Computational Hardness of Reinforcement Learning with Partial \(q^\pi\)-Realizability¶

Conference: NeurIPS 2025 arXiv: 2510.21888 Code: To be confirmed Area: Reinforcement Learning Keywords: reinforcement learning, computational complexity, linear function approximation, realizability, NP-hard

TL;DR¶

This paper introduces the notion of "partial \(q^\pi\)-realizability" and proves that learning a near-optimal policy under this setting is NP-hard when using a greedy policy class, and requires exponential time under the rETH assumption when using a softmax policy class. These results bridge the theoretical gap between \(q^*\)-realizability and \(q^\pi\)-realizability.

Background & Motivation¶

In reinforcement learning with linear function approximation, two extreme realizability assumptions have been extensively studied:

\(q^*\)-realizability (weaker assumption): Only the optimal value function is assumed to be linearly realizable. Known to admit quasi-polynomial or even exponential computational complexity lower bounds.

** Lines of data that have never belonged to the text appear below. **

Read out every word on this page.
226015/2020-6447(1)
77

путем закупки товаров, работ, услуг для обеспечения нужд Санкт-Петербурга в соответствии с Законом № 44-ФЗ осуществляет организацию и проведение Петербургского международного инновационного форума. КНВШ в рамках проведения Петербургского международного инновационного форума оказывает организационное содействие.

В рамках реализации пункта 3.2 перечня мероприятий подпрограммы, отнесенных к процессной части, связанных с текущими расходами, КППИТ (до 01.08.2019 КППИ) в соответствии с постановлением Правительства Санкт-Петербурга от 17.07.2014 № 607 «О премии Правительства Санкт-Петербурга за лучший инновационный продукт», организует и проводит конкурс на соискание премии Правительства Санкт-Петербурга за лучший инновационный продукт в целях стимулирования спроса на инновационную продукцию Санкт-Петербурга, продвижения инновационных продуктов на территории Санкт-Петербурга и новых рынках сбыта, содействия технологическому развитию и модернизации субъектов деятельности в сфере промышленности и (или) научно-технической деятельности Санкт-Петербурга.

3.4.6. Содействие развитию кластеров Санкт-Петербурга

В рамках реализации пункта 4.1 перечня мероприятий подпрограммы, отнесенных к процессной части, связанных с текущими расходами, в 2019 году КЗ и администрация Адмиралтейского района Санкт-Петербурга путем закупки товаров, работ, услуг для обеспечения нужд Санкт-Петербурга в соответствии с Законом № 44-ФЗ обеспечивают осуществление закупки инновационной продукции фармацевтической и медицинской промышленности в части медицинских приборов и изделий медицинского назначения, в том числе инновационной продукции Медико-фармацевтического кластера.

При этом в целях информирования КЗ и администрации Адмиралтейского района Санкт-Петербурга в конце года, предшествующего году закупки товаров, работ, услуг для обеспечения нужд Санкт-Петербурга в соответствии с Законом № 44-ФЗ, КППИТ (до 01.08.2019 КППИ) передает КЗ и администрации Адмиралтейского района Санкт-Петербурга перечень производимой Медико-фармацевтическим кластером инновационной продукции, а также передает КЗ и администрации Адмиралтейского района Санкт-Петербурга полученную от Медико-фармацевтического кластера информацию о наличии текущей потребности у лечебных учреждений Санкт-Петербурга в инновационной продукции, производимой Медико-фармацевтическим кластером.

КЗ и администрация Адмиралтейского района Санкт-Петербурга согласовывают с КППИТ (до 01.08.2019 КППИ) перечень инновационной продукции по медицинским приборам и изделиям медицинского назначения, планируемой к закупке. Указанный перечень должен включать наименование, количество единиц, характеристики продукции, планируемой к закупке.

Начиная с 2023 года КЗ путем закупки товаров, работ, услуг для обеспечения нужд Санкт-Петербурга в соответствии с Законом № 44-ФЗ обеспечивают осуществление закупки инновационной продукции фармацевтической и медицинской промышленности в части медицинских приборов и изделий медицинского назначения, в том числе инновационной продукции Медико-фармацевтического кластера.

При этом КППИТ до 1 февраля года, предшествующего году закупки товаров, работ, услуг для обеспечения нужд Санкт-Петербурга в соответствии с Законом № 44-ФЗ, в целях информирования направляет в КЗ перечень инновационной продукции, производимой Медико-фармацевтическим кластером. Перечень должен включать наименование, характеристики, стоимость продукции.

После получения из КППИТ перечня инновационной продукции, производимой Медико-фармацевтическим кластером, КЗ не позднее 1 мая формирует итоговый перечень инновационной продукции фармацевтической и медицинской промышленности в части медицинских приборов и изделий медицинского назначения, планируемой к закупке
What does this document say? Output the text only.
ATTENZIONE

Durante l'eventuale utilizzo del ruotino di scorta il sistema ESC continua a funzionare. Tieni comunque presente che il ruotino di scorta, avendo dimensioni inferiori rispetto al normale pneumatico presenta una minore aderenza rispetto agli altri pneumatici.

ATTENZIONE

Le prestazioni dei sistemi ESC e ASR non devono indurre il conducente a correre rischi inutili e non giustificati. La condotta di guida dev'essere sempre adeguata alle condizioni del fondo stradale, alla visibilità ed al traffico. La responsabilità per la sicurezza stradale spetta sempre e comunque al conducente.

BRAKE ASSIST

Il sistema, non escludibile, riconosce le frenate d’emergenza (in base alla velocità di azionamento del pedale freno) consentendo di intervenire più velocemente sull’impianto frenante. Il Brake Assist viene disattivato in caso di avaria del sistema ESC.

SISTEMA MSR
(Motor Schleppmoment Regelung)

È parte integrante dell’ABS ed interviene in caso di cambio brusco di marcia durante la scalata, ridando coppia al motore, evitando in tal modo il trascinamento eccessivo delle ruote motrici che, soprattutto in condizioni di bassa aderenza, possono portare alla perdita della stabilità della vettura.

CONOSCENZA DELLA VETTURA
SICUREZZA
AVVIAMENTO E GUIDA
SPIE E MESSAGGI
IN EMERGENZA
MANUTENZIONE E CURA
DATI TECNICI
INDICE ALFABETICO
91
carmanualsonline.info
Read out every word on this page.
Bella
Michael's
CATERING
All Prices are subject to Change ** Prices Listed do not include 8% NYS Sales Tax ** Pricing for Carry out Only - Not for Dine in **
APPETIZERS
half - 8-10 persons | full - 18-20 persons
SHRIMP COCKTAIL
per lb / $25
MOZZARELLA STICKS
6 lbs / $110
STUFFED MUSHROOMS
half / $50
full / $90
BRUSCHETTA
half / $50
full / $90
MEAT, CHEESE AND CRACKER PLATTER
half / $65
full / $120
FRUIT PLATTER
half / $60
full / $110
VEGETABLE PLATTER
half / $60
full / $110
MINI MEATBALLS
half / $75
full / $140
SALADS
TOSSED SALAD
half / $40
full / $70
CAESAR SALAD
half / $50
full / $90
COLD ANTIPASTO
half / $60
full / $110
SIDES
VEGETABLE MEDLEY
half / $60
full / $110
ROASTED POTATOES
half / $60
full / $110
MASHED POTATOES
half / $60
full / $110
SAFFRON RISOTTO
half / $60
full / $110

\(q^\pi\)-realizability (stronger assumption): The value functions of all policies are assumed to be linearly realizable. Efficient computation is achievable under generative model access.

This gives rise to two core questions: - Q1: If the policy class \(\Pi\) is restricted under \(q^\pi\)-realizability, can positive results still be obtained? - Q2: By expanding the policy class beyond \(\{π^*\}\) in the \(q^*\)-realizability setting to \(\{π^*\} \subsetneq \Pi\), can computational hardness be circumvented?

Method¶

Overall Architecture¶

Partial \(q^\pi\)-Realizability (Definition 3.1): Given a policy class \(\Pi \subset \mathcal{A}^{\mathcal{S}}\) and feature mapping \(\phi: \mathcal{S} \times \mathcal{A} \to \mathbb{R}^d\), an MDP is partially \(q^\pi\)-realizable under \(\Pi\) if for all \(\pi \in \Pi\), there exists \(\theta_h \in \mathbb{R}^d\) such that:

\[q_h^\pi(s_h, a_h) = \langle \phi(s_h, a_h), \theta_h \rangle \quad \forall (s_h, a_h) \in \mathcal{S}_h \times \mathcal{A}\]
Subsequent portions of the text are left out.